Many of the off-camera team members from previous seasons have returned, among them director Gilles Bannier, a veteran of French crime thriller Spiral, who filmed the second half of the season; the first three episodes were helmed by Taboo and Jordskott director Anders Engstrom. The show gave Bannier the platform to realise his ambition of working in British television – he has since directed both Tin Star and In the Dark – and it remains a unique proposition on his CV.
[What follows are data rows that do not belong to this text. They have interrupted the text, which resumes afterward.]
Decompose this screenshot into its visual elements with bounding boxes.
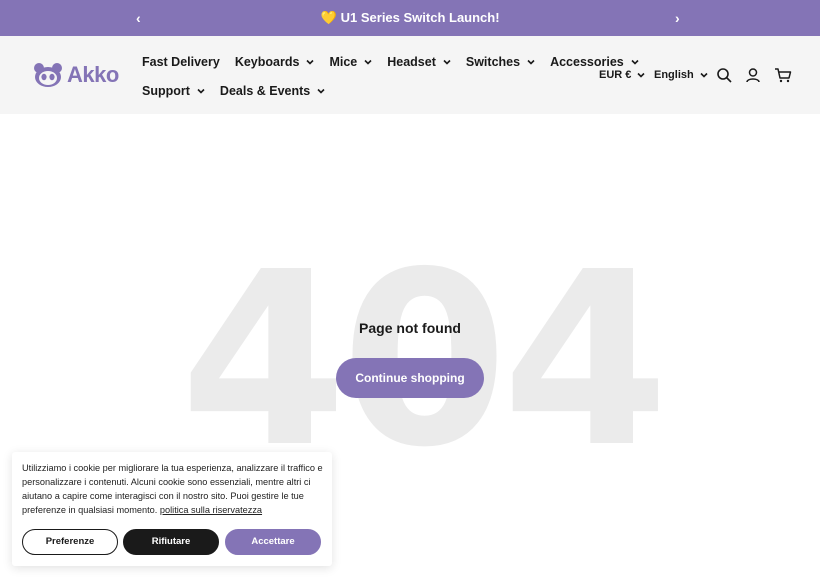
chevron-down-icon [527,59,535,65]
announcement-next-button[interactable]: › [675,0,680,36]
chevron-down-icon [197,88,205,94]
nav-item-label: Fast Delivery [142,55,220,69]
nav-item-fast-delivery[interactable]: Fast Delivery [142,53,220,71]
language-label: English [654,69,694,81]
nav-item-mice[interactable]: Mice [329,53,372,71]
language-selector[interactable]: English [654,66,708,84]
nav-item-label: Headset [387,55,436,69]
cookie-text: Utilizziamo i cookie per migliorare la t… [22,461,324,517]
nav-item-keyboards[interactable]: Keyboards [235,53,315,71]
search-icon[interactable] [715,66,733,84]
nav-item-headset[interactable]: Headset [387,53,451,71]
chevron-down-icon [631,59,639,65]
nav-row-1: Fast Delivery Keyboards Mice Headset Switche… [142,53,654,71]
heart-icon: 💛 [320,10,337,25]
chevron-down-icon [317,88,325,94]
privacy-policy-link[interactable]: politica sulla riservatezza [160,505,262,515]
continue-shopping-button[interactable]: Continue shopping [336,358,484,398]
cookie-banner: Utilizziamo i cookie per migliorare la t… [12,452,332,566]
reject-button[interactable]: Rifiutare [123,529,219,555]
currency-selector[interactable]: EUR € [599,66,645,84]
account-icon[interactable] [744,66,762,84]
nav-item-label: Deals & Events [219,84,311,98]
page-title: Page not found [359,320,461,336]
logo[interactable]: Akko [33,60,119,90]
announcement-prev-button[interactable]: ‹ [136,0,141,36]
announcement-bar: ‹ 💛 U1 Series Switch Launch! › [0,0,820,36]
nav-item-label: Switches [465,55,521,69]
nav-item-deals-events[interactable]: Deals & Events [220,82,325,100]
nav-item-label: Support [142,84,190,98]
nav-row-2: Support Deals & Events [142,82,340,100]
chevron-down-icon [306,59,315,65]
chevron-down-icon [637,72,645,78]
nav-item-switches[interactable]: Switches [466,53,535,71]
nav-item-support[interactable]: Support [142,82,205,100]
preferences-button[interactable]: Preferenze [22,529,118,555]
chevron-down-icon [700,72,708,78]
accept-button[interactable]: Accettare [225,529,321,555]
site-header: Akko Fast Delivery Keyboards Mice Headset Sw… [0,36,820,114]
chevron-down-icon [443,59,451,65]
logo-text: Akko [67,62,119,87]
nav-item-label: Mice [329,55,358,69]
announcement-message: 💛 U1 Series Switch Launch! [0,0,820,36]
currency-label: EUR € [599,69,632,81]
cart-icon[interactable] [774,66,792,84]
panda-logo-icon [34,63,62,87]
chevron-down-icon [364,59,372,65]
nav-item-label: Keyboards [234,55,300,69]
announcement-text[interactable]: U1 Series Switch Launch! [341,10,500,25]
“My trademark style is based on documentaries, where I began my career – I used to be very handheld. I wanted to keep [The Tunnel] simple, to look after the beauty and cinematic side of it and to make sure the police work felt real, but also to hold the characters at the centre and foster the dark, baroque feeling that is part of The Tunnel. It’s totally different to all the crime shows I’ve done. In France, the idea of the auteur is still very strong, while on UK television the writer is the most important. For The Tunnel, it was a true collaboration between the writers, directors, producers and execs, which I loved.”
In the absence of Canal+, Bannier and French adapter Eric Forestier (who also directed Poésy in 2008 feature La Troisième Partie du Monde) helped ensure the accuracy of the French aspects. “We would ask whether we’ve done the equivalent of getting a 19-year-old into Wetherspoons and asking for a cherry brandy,” laughs Welch. “They told us what smelled French, even down to the names of characters.”
This final season, produced by Kudos and distributed by Endemol Shine International, will be leaner than ever, running for just six episodes – a decision, the team insists, that was driven by creative rather than financial reasons. “With six episodes, there’s something exciting about being so near the end, even at the start,” says Welch. “It’s nice to have a new format, because there’s no point in repeating ourselves, and there’s something very satisfying about having a trilogy.”
And a trilogy it will remain, Levin confirms. “Knowing we won’t see Stephen and Clémence on screen together again makes me sad, but we do them justice. We started The Tunnel with a man losing his son. Emilia loves writing about parents, children, love and loss, so there was a real circularity to the series. Going out on a high is the way to go.”
For Wilson, the series’ legacy is significant. “I started at the BBC and every story we developed had to be completely British. The idea of subtitles on BBC1 was anathema, and the world has evolved so much since then – in terms of stories we can tell, there are no holds barred.”